OK, first step, which directory did you use for your bind mount?
thas the problem, i dont know what it was meant by bind mount. is it the deepspeech directroy
OK, so this command for spinning up a Docker container from an image:
$ docker run -it \
--entrypoint /bin/bash \
--name deepspeech-training \
--gpus all \
--mount type=bind,source="$(pwd)"/deepspeech-data,target=/DeepSpeech/deepspeech-data \
7cdc0bb1fe2a
specifies a bind mount. This is a directory on your system that Docker can read from, and write to.
Did you create a directory called deepspeech-data
on your system? If so, this is where you need to store the files for training so that DeepSpeech can access them from within the Docker container.
i went to the root directory and created a new folder and renamed it to deepspeech-data
Right, so the deepspeech-data
directory that you created is what is specified in the --bind-mount
parameter when spinning up a Docker container. It should be available within the Docker container from /DeepSpeech/deepspeech-data
.
Are you receiving an error message at all? Did you install Docker OK? And did you pull down the mozilla/deepspeech-train:latest
Docker image?
yes I have docker installed
docker 19.03.13 from Canonical✓ installed
as for DeepSpeech, I have installed it directly on my ubuntu system, it was for testing pre-trained English models and it was working well. is the docker version different?
do i need to install deepspeech inside docker container
when I run the above code that is what I get, but I think I’m not meeting all the requirements. and that is why the code doesnt work.
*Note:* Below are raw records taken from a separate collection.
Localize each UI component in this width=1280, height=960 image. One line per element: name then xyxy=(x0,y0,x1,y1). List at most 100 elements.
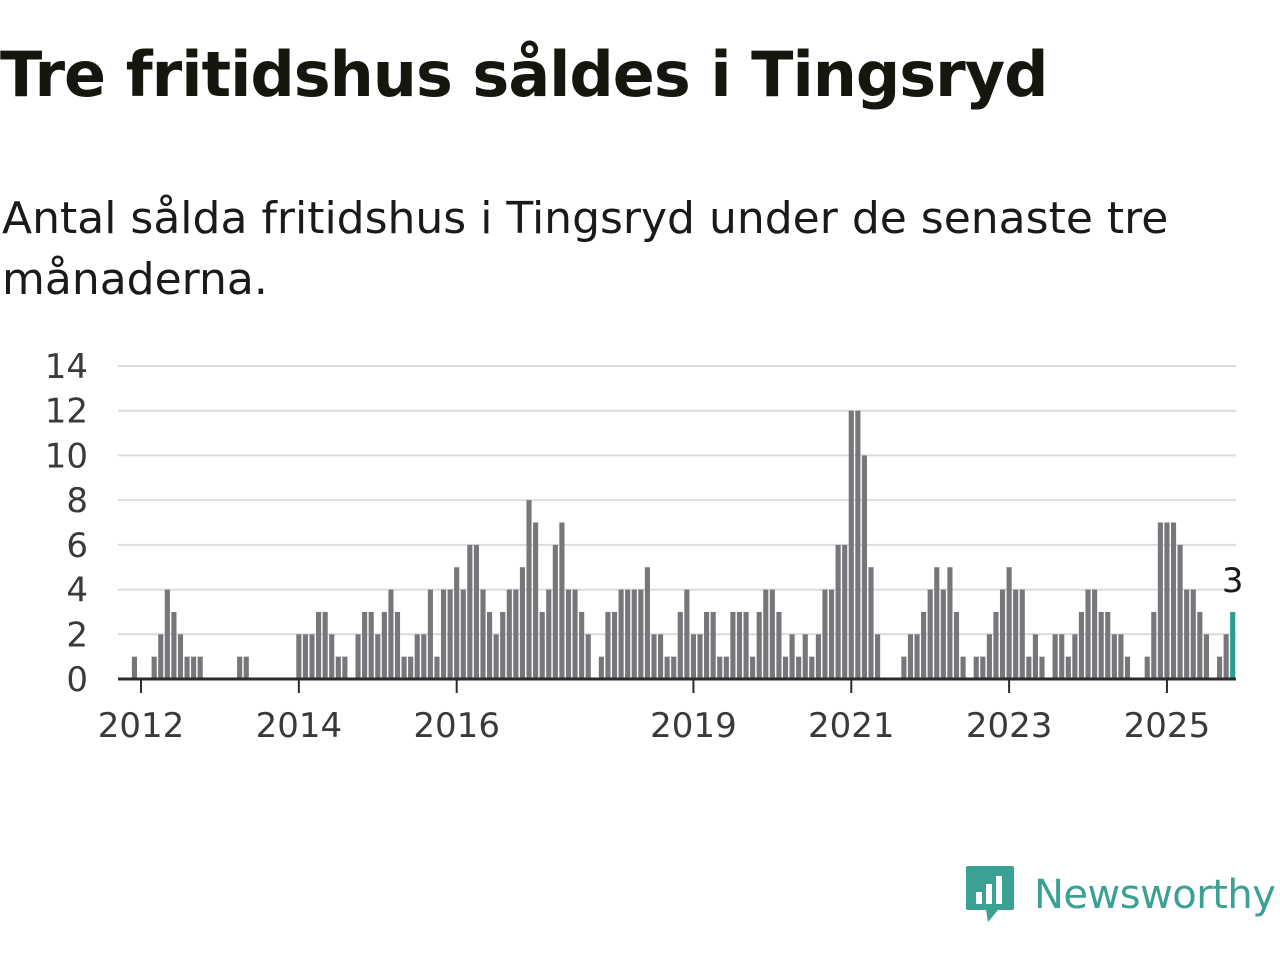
bar xyxy=(467,544,473,679)
bar xyxy=(191,656,197,679)
bar xyxy=(684,589,690,679)
bar xyxy=(980,656,986,679)
y-tick-label: 6 xyxy=(66,526,88,566)
bar xyxy=(973,656,979,679)
bar xyxy=(1111,634,1117,679)
bar xyxy=(947,567,953,679)
bar xyxy=(789,634,795,679)
bar xyxy=(796,656,802,679)
bar xyxy=(605,611,611,679)
bar xyxy=(704,611,710,679)
x-axis: 2012 2014 2016 2019 2021 2023 2025 xyxy=(98,677,1236,746)
bar xyxy=(1170,522,1177,679)
x-tick-label: 2014 xyxy=(256,706,343,746)
bar xyxy=(1092,589,1098,679)
bar xyxy=(421,634,427,679)
bar xyxy=(237,656,243,679)
y-tick-label: 0 xyxy=(66,660,88,700)
bar xyxy=(1157,522,1163,679)
bar xyxy=(1006,567,1012,679)
bar xyxy=(868,567,874,679)
bar xyxy=(164,589,170,679)
bar xyxy=(1177,544,1183,679)
bar xyxy=(1223,634,1229,679)
bar xyxy=(447,589,453,679)
bar xyxy=(480,589,486,679)
bar xyxy=(513,589,519,679)
bar xyxy=(697,634,703,679)
bar-highlight xyxy=(1230,611,1236,679)
bar xyxy=(500,611,506,679)
bar xyxy=(723,656,729,679)
bar xyxy=(197,656,203,679)
bar xyxy=(815,634,821,679)
x-tick-label: 2025 xyxy=(1124,706,1211,746)
bar xyxy=(953,611,960,679)
bar xyxy=(1190,589,1196,679)
bar xyxy=(631,589,637,679)
bar xyxy=(750,656,756,679)
bar xyxy=(644,567,650,679)
y-tick-label: 14 xyxy=(45,347,88,387)
bar xyxy=(1013,589,1019,679)
y-tick-label: 4 xyxy=(66,571,88,611)
bar xyxy=(381,611,387,679)
chart-subtitle: Antal sålda fritidshus i Tingsryd under … xyxy=(2,193,1169,305)
bar xyxy=(1105,611,1111,679)
bar xyxy=(454,567,460,679)
bar xyxy=(355,634,361,679)
brand-name: Newsworthy xyxy=(1034,872,1276,918)
bar xyxy=(776,611,782,679)
bar xyxy=(243,656,249,679)
bar xyxy=(158,634,164,679)
bar xyxy=(598,656,604,679)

root@localhost:~# docker run -it \
> --entrypoint /bin/bash \
> --name deepspeech-training \
> --gpus all \
> --mount type=bind,source="$(pwd)"/deepspeech-data,target=/DeepSpeech/deepspeech-data \
> 7cdc0bb1fe2a
Unable to find image '7cdc0bb1fe2a:latest' locally
docker: Error response from daemon: pull access denied for 7cdc0bb1fe2a, repository does not exist or may require 'docker login': denied: requested access to the resource is denied.